Steve's phone gave its distinctive internal ring.

"Steve! Hey! Happy New Year, man! Jeff here from Corporate AR!" the caller was speaking a mile a minute. "I sent you a critical email. Did you get it yet?"

"Nothing yet, but let me refresh Outlook," Steve S. clicked Send-and-Receive and waited for a moment. "Okay... yeah, I see it. Go ahead."

Steve gave the caller points for trying to hide his panic, but as things went on, it was quite obvious that something had hit some fan... somewhere. But for the most part, Steve mostly tuned him out. It wasn't the first "Jeff from AR" that he had spoken to.

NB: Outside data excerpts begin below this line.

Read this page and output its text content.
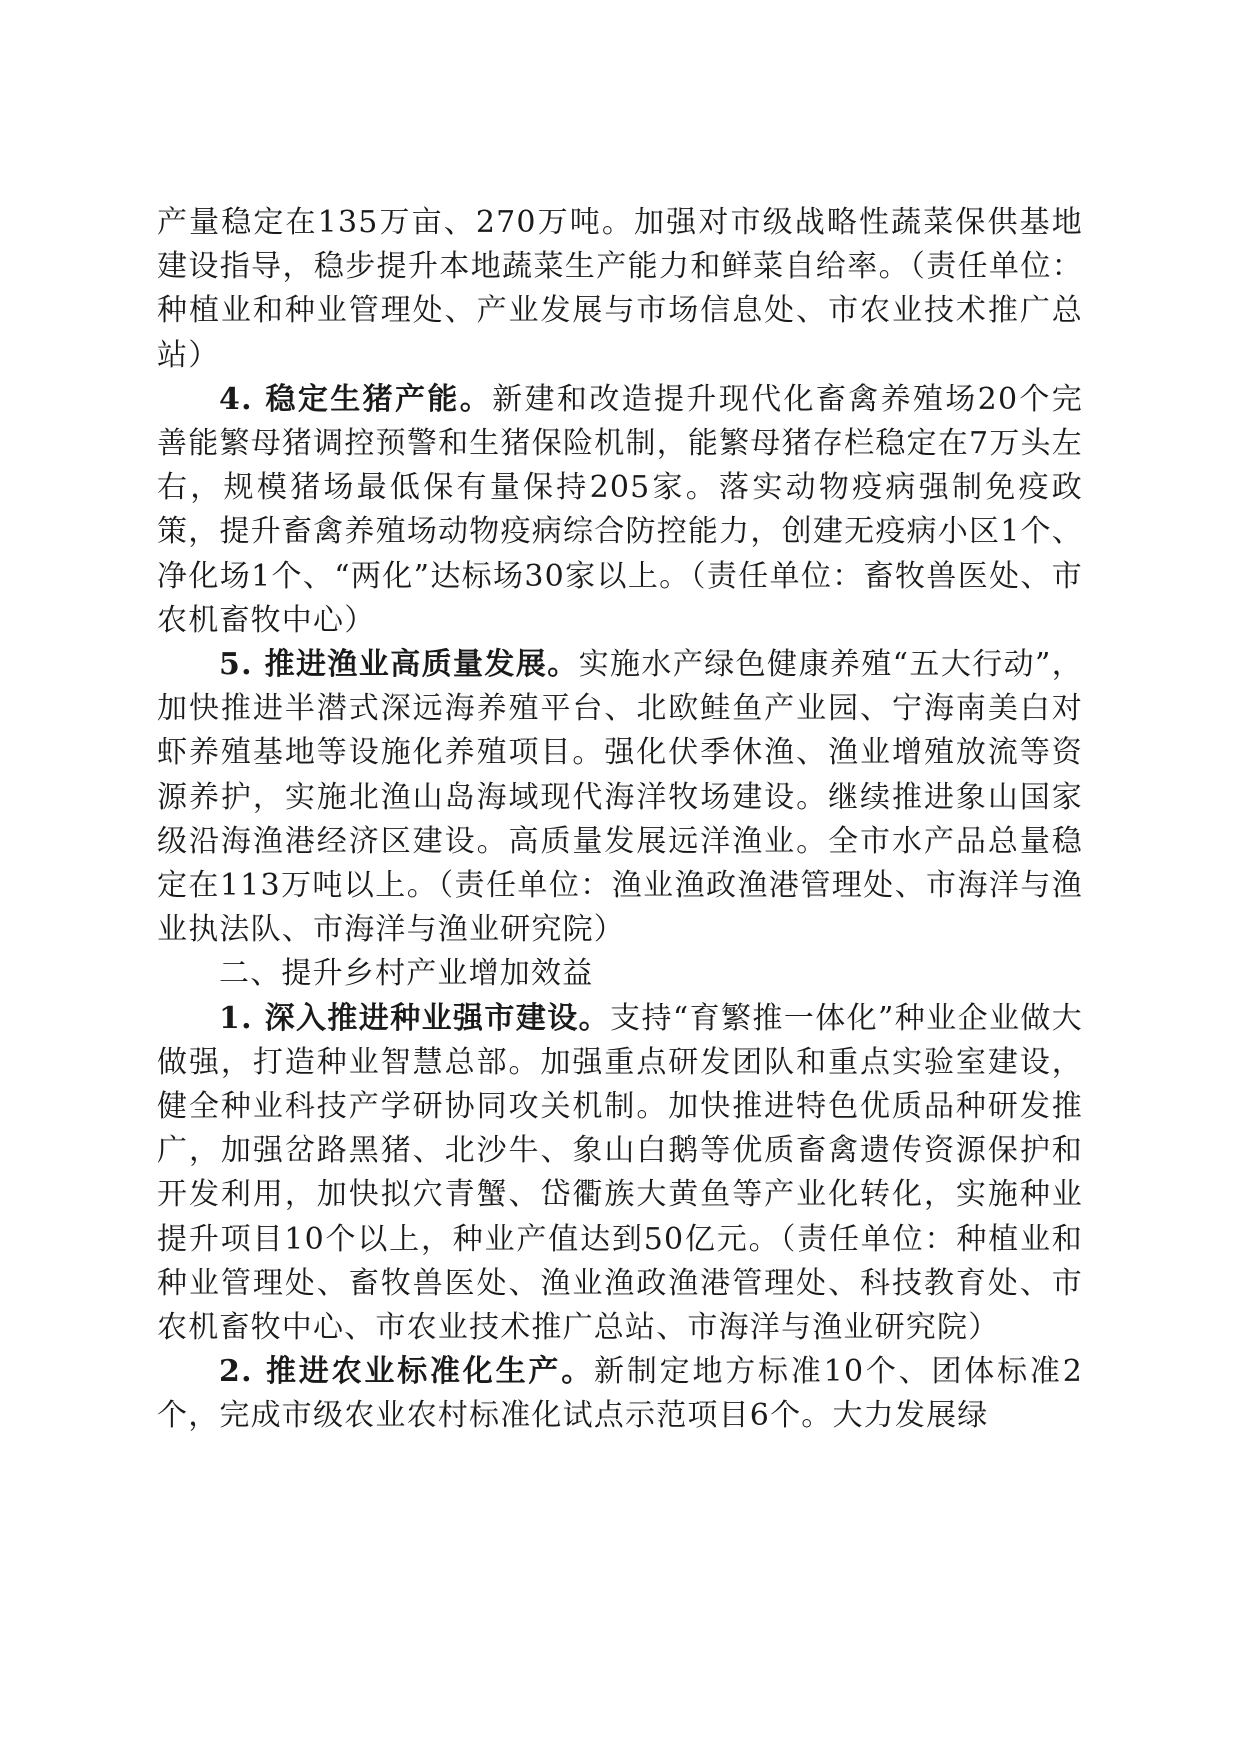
产量稳定在135万亩、270万吨。加强对市级战略性蔬菜保供基地建设指导，稳步提升本地蔬菜生产能力和鲜菜自给率。（责任单位：种植业和种业管理处、产业发展与市场信息处、市农业技术推广总站）

4. 稳定生猪产能。新建和改造提升现代化畜禽养殖场20个完善能繁母猪调控预警和生猪保险机制，能繁母猪存栏稳定在7万头左右，规模猪场最低保有量保持205家。落实动物疫病强制免疫政策，提升畜禽养殖场动物疫病综合防控能力，创建无疫病小区1个、净化场1个、“两化”达标场30家以上。（责任单位：畜牧兽医处、市农机畜牧中心）

5. 推进渔业高质量发展。实施水产绿色健康养殖“五大行动”，加快推进半潜式深远海养殖平台、北欧鲑鱼产业园、宁海南美白对虾养殖基地等设施化养殖项目。强化伏季休渔、渔业增殖放流等资源养护，实施北渔山岛海域现代海洋牧场建设。继续推进象山国家级沿海渔港经济区建设。高质量发展远洋渔业。全市水产品总量稳定在113万吨以上。（责任单位：渔业渔政渔港管理处、市海洋与渔业执法队、市海洋与渔业研究院）

二、提升乡村产业增加效益

1. 深入推进种业强市建设。支持“育繁推一体化”种业企业做大做强，打造种业智慧总部。加强重点研发团队和重点实验室建设，健全种业科技产学研协同攻关机制。加快推进特色优质品种研发推广，加强岔路黑猪、北沙牛、象山白鹅等优质畜禽遗传资源保护和开发利用，加快拟穴青蟹、岱衢族大黄鱼等产业化转化，实施种业提升项目10个以上，种业产值达到50亿元。（责任单位：种植业和种业管理处、畜牧兽医处、渔业渔政渔港管理处、科技教育处、市农机畜牧中心、市农业技术推广总站、市海洋与渔业研究院）

2. 推进农业标准化生产。新制定地方标准10个、团体标准2个，完成市级农业农村标准化试点示范项目6个。大力发展绿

Now make no mistake about it: Steve isn't an accountant, nor does he work with any financial systems on a regular basis. But the system that he maintains does, however, feed the corporate Account Receivable (AR) and General Ledger (GL) systems on a regular basis. Periodically, the bean counters reconcile the dollars in the AR system to what has been sent to the GL system as a sort of check-and-balance process and, almost always, everything is in sync. Almost.

In the first few days of January, it's the same song and dance. An email will land in Steve's inbox, and the source of the email is always who started within the past year or so. The subject is typically something ominous that makes the hair on the back of your neck stand up — **URGENT! CRITICAL ISSUE!** Billing System Clearing Account #12345678 for Business Units XYZ & ABC — and the email always comes complete with a few screenshots from systems that look as strange and foreign to a non-finance person as SQL would look to the person sending the request. However, the panic-worthy bottom line is always the same.

Jeff from AR continued, "the outage for Business Unit ABC is off by $1.3 million and I have no idea what is causing this. Can you please look into these items ASAP and let me know your thoughts?"

Of course, any time that a balance is over $1 million off, it tends to make anybody sit up and take notice. But for Steve, the feeling of déjà vu was quite palpable.

Did You Check the Logs?

Steve started into his research by asking, “When was the last time that GL was balanced against AR? And was it in balance?” While he never got a direct answer to that question, Steve eventually found out that everything seemed to be good right up until the end of December. “Were there any errors in the processing of the last GL file we sent you?” Steve asked, “ You know, the file that has the records with the effective dates of December 31st?”

“Not sure – I’ll have to check the processing logs and call you back” replied Jeff.

Moments later, Jeff called back and reported that the processing logs said that the problem was, Batch Consists of Posting Transactions in Different GL Periods. He snarkily added, "well, of course! That explains it. How could we be so stupid!?"

Steve thought the problem sounded familiar, so he called up the "GL Gurus" to look more closely at the problem and figure out what it meant. This is when some lights of recognition start to glow more brightly in peoples’ heads. “Hmmmm, it seems we’ve seen this before. What does it mean again?”

After lengthy debate, one of the gurus proclaimed “Oh, yeah, we can just change the dates in that file from December 31st to December 30th and then rerun the file.” So later on, lo and behold, the file processed cleanly and matched the GL 100%. Everyone was happy, vowed to remember to do that next year, and life moved on.

The 13th Period

This year, Steve simply had enough. He knew he wouldn't remember the issue the following year, and he was not content to just let the matter die.

Rather than sweep the matter under the rug again, Steve started doing some snooping on his own.  Eventually, he found someone who had archived an email from years past.

---------- Forwarded message ----------
From: Lewis Dodgson <ldodgson@initech.com>
To: *GL-All <gl-all@initech.com>
Date: Wed, 2 Jan 2002 13:44:08 -0500
Subject: reminder—do not use December 31 as journal entry date
 
All,
It has been noted that we have received a couple of journal 
entries with a December 31 effective date. This is a reminder 
that using that date will post the journal entry to Period 13. 
Period 13 is reserved for business unit collapsing entries 
and Corporate year end entries.

Regards,
Lewis Dodgson
Assistant Vice President, Accounting & Operations

Amazingly, the GL system has special logic built into it based on the magic date of December 31st and it had been there for literally years. Steve wondered Didn’t anybody think that anybody processed transactions on the last day of the year? Why wasn’t this found out earlier? Sure there was turnover in the financial departments, but the gurus should have remembered the solution, after all, they were the GURUS for crying out loud!

Enough was now finally enough – Steve was now committed to do something, to keep this new year cluster&$^% from happening again. He weighed his options - Should he lobby for the dropping of the 13th period? How many systems would this affect? Could he make a case for such a project spanning different groups? Could he sell a techy reason for completely changing how the company did business to a bunch of stuffed shirts in finance?

In the end, rather than upset the corporate apple cart, Steve put in a simple change request so that his system won’t send 12/31/YYYY in any more GL files. If the system hits that date, it’ll use 12/30/YYYY instead. The GL system apparently doesn’t care. As long as as a date is “some time in December” and it’s not “December 31st”, things will be fine.